I just believe that we’re going to have a different attitude, even among the most skeptical nations like the U.S., and this will emerge in the next five to seven years, maybe even sooner. Concerns about climate change will change the market for zero-carbon electricity solutions and nuclear is going to be swept up in that too.

In terms of carbon pricing, we’ve seen in markets like Australia that it’s been politically very controversial. How big a role will politics play in realizing a 300GW/a goal?

I am not a politician. I think that if you were to bring together any group of 10 economists, they are all going to tell you that we’re going to have to apply some sort of new market force to curb fossil fuel consumption. And whether you call it a carbon tax or some other tax, I think that this is going to happen. Earlier in my career, I worked for two oil companies, and I know a little bit about how the coal industry works. There is a lot of money at stake, these are very large industries. But ultimately the human and economic cost of climate change will be too big to ignore.
Right now, this question is being dominated by “special interests,” there are those that want to see the status quo maintained. Climate change will introduce very big issues that have huge consequences economically but also morally. I hope that there’s no reversal to what Australia has done, because I really do believe that these are important issues and carbon pricing is an important step. It’s going to be a bumpy road and in any industry of this size, which involves this amount of money, there’s going to be huge forces trying to keep the status quo maintained.
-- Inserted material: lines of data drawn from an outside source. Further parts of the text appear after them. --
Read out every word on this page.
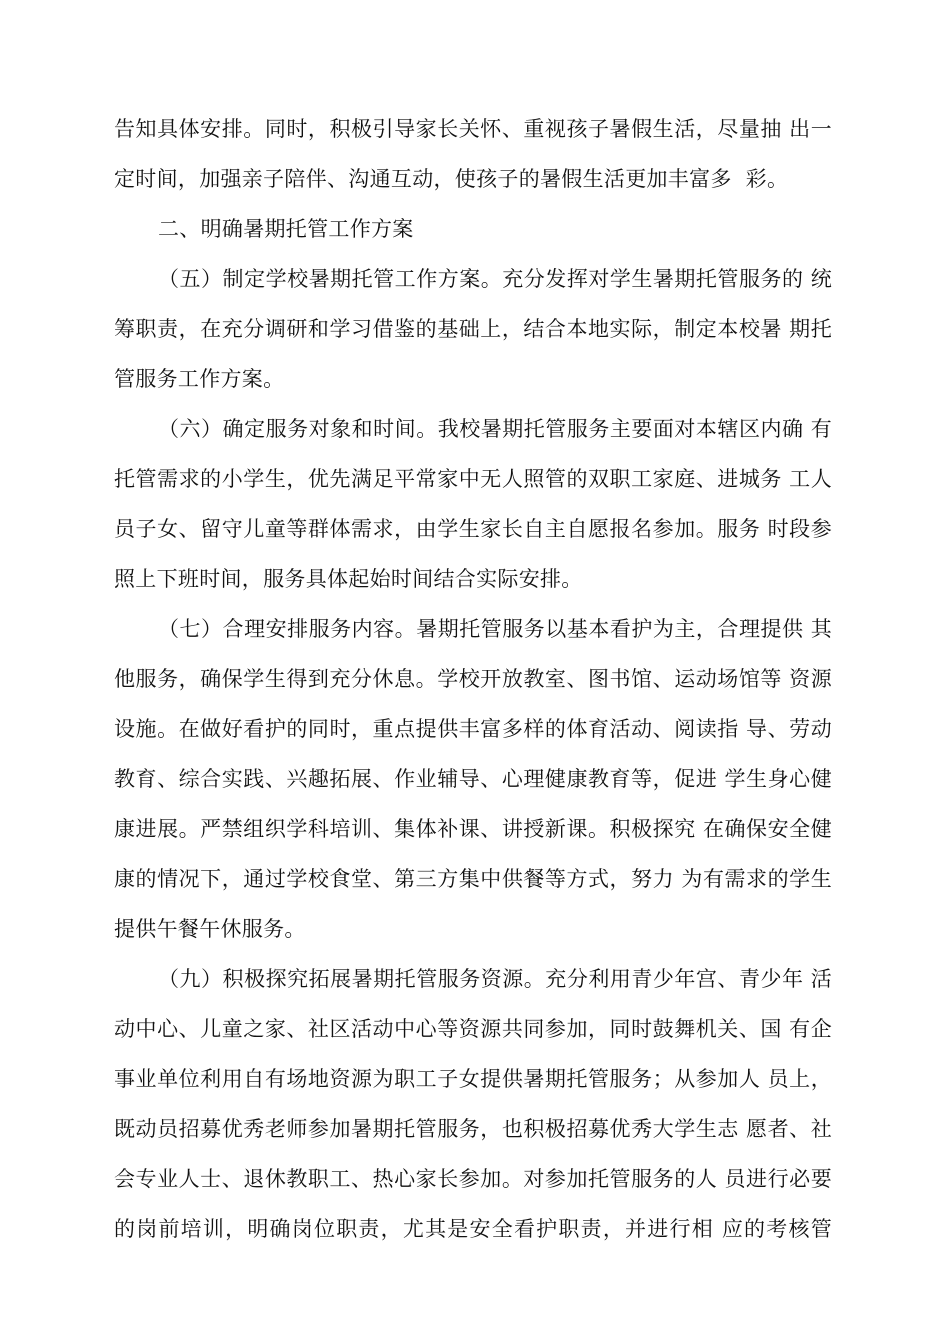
告知具体安排。同时，积极引导家长关怀、重视孩子暑假生活，尽量抽 出一
定时间，加强亲子陪伴、沟通互动，使孩子的暑假生活更加丰富多  彩。
二、明确暑期托管工作方案
（五）制定学校暑期托管工作方案。充分发挥对学生暑期托管服务的 统
筹职责，在充分调研和学习借鉴的基础上，结合本地实际，制定本校暑 期托
管服务工作方案。
（六）确定服务对象和时间。我校暑期托管服务主要面对本辖区内确 有
托管需求的小学生，优先满足平常家中无人照管的双职工家庭、进城务 工人
员子女、留守儿童等群体需求，由学生家长自主自愿报名参加。服务 时段参
照上下班时间，服务具体起始时间结合实际安排。
（七）合理安排服务内容。暑期托管服务以基本看护为主，合理提供 其
他服务，确保学生得到充分休息。学校开放教室、图书馆、运动场馆等 资源
设施。在做好看护的同时，重点提供丰富多样的体育活动、阅读指 导、劳动
教育、综合实践、兴趣拓展、作业辅导、心理健康教育等，促进 学生身心健
康进展。严禁组织学科培训、集体补课、讲授新课。积极探究 在确保安全健
康的情况下，通过学校食堂、第三方集中供餐等方式，努力 为有需求的学生
提供午餐午休服务。
（九）积极探究拓展暑期托管服务资源。充分利用青少年宫、青少年 活
动中心、儿童之家、社区活动中心等资源共同参加，同时鼓舞机关、国 有企
事业单位利用自有场地资源为职工子女提供暑期托管服务；从参加人 员上，
既动员招募优秀老师参加暑期托管服务，也积极招募优秀大学生志 愿者、社
会专业人士、退休教职工、热心家长参加。对参加托管服务的人 员进行必要
的岗前培训，明确岗位职责，尤其是安全看护职责，并进行相 应的考核管
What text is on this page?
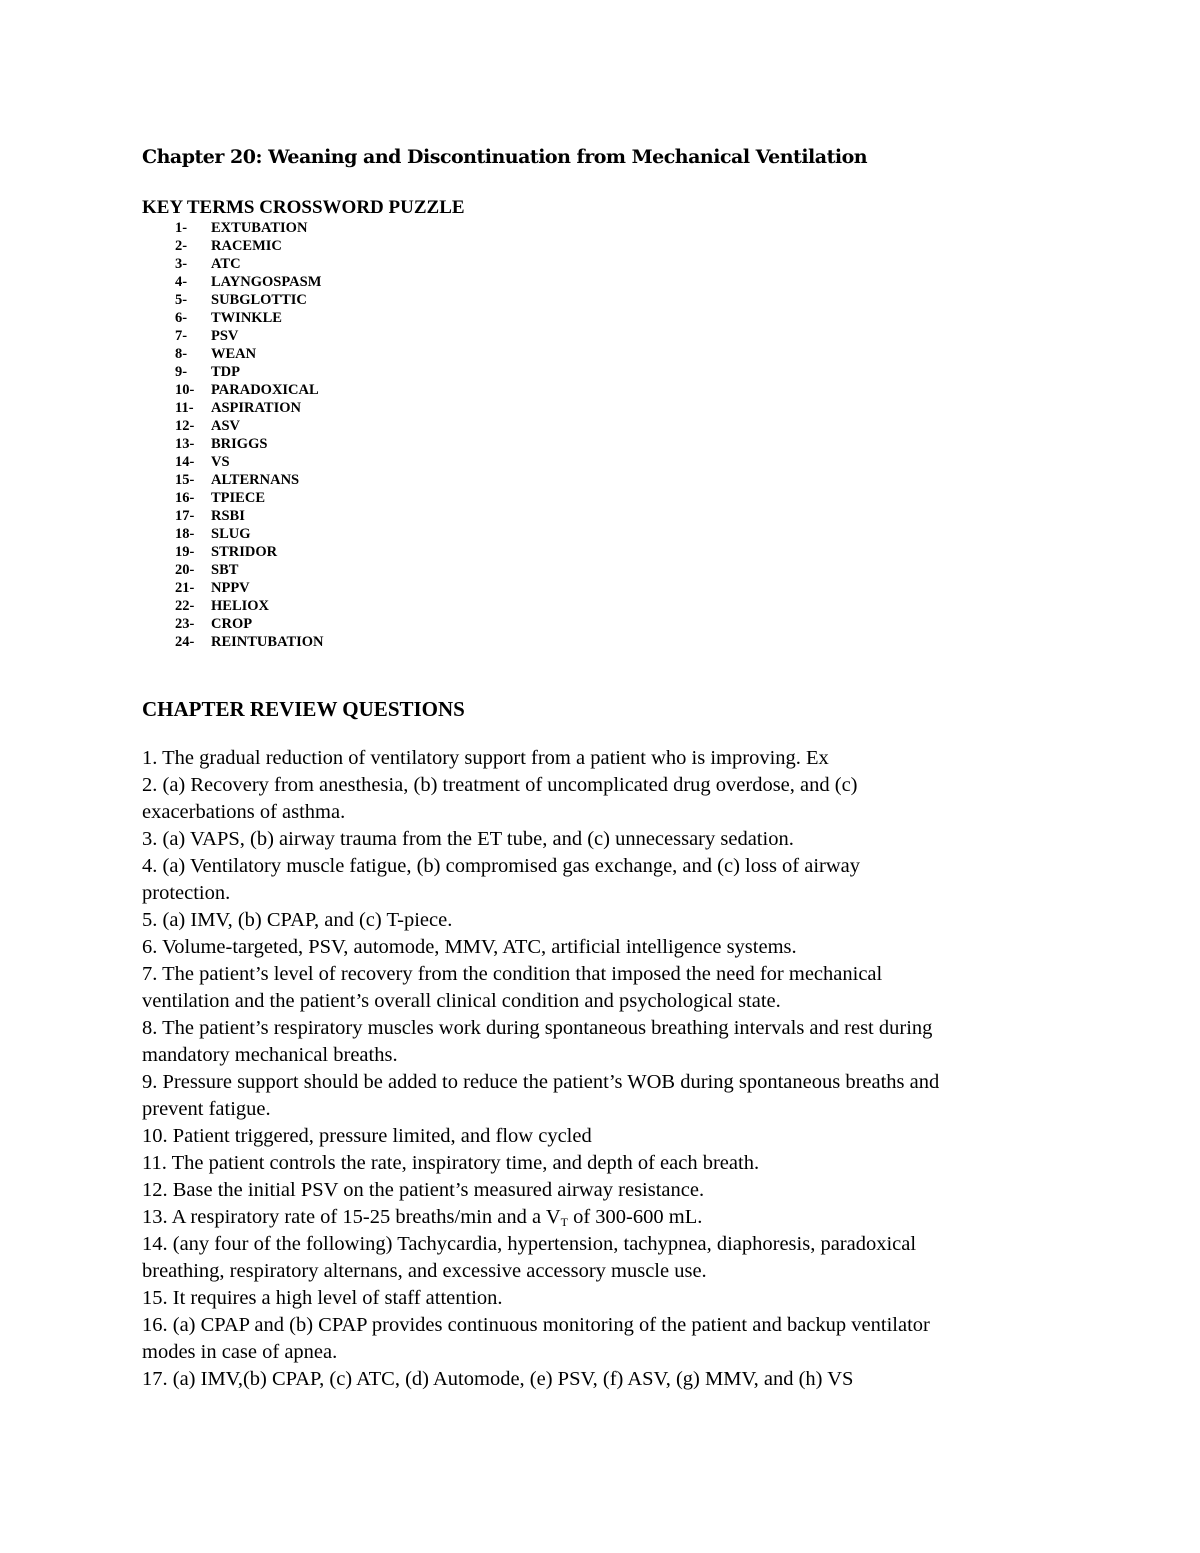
Chapter 20: Weaning and Discontinuation from Mechanical Ventilation
KEY TERMS CROSSWORD PUZZLE
1- EXTUBATION
2- RACEMIC
3- ATC
4- LAYNGOSPASM
5- SUBGLOTTIC
6- TWINKLE
7- PSV
8- WEAN
9- TDP
10- PARADOXICAL
11- ASPIRATION
12- ASV
13- BRIGGS
14- VS
15- ALTERNANS
16- TPIECE
17- RSBI
18- SLUG
19- STRIDOR
20- SBT
21- NPPV
22- HELIOX
23- CROP
24- REINTUBATION
CHAPTER REVIEW QUESTIONS
1. The gradual reduction of ventilatory support from a patient who is improving. Ex
2. (a) Recovery from anesthesia, (b) treatment of uncomplicated drug overdose, and (c)
exacerbations of asthma.
3. (a) VAPS, (b) airway trauma from the ET tube, and (c) unnecessary sedation.
4. (a) Ventilatory muscle fatigue, (b) compromised gas exchange, and (c) loss of airway
protection.
5. (a) IMV, (b) CPAP, and (c) T-piece.
6. Volume-targeted, PSV, automode, MMV, ATC, artificial intelligence systems.
7. The patient’s level of recovery from the condition that imposed the need for mechanical
ventilation and the patient’s overall clinical condition and psychological state.
8. The patient’s respiratory muscles work during spontaneous breathing intervals and rest during
mandatory mechanical breaths.
9. Pressure support should be added to reduce the patient’s WOB during spontaneous breaths and
prevent fatigue.
10. Patient triggered, pressure limited, and flow cycled
11. The patient controls the rate, inspiratory time, and depth of each breath.
12. Base the initial PSV on the patient’s measured airway resistance.
13. A respiratory rate of 15-25 breaths/min and a $V_T$ of 300-600 mL.
14. (any four of the following) Tachycardia, hypertension, tachypnea, diaphoresis, paradoxical
breathing, respiratory alternans, and excessive accessory muscle use.
15. It requires a high level of staff attention.
16. (a) CPAP and (b) CPAP provides continuous monitoring of the patient and backup ventilator
modes in case of apnea.
17. (a) IMV,(b) CPAP, (c) ATC, (d) Automode, (e) PSV, (f) ASV, (g) MMV, and (h) VS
You can argue that if the issue is carbon, then carbon capture and sequestration (CC&S) is really going to have to work. Today, most people and most forecasts that I’ve seen about fossil fuel sources using CC&S say that the electricity produced will have a higher cost than electricity from a PV system, even with fairly expensive storage. So that’s why, we’re going to get to a point where countries like the U.S. will have a change of heart. I do believe that by 2025 we will have changed. I don’t see any other solution.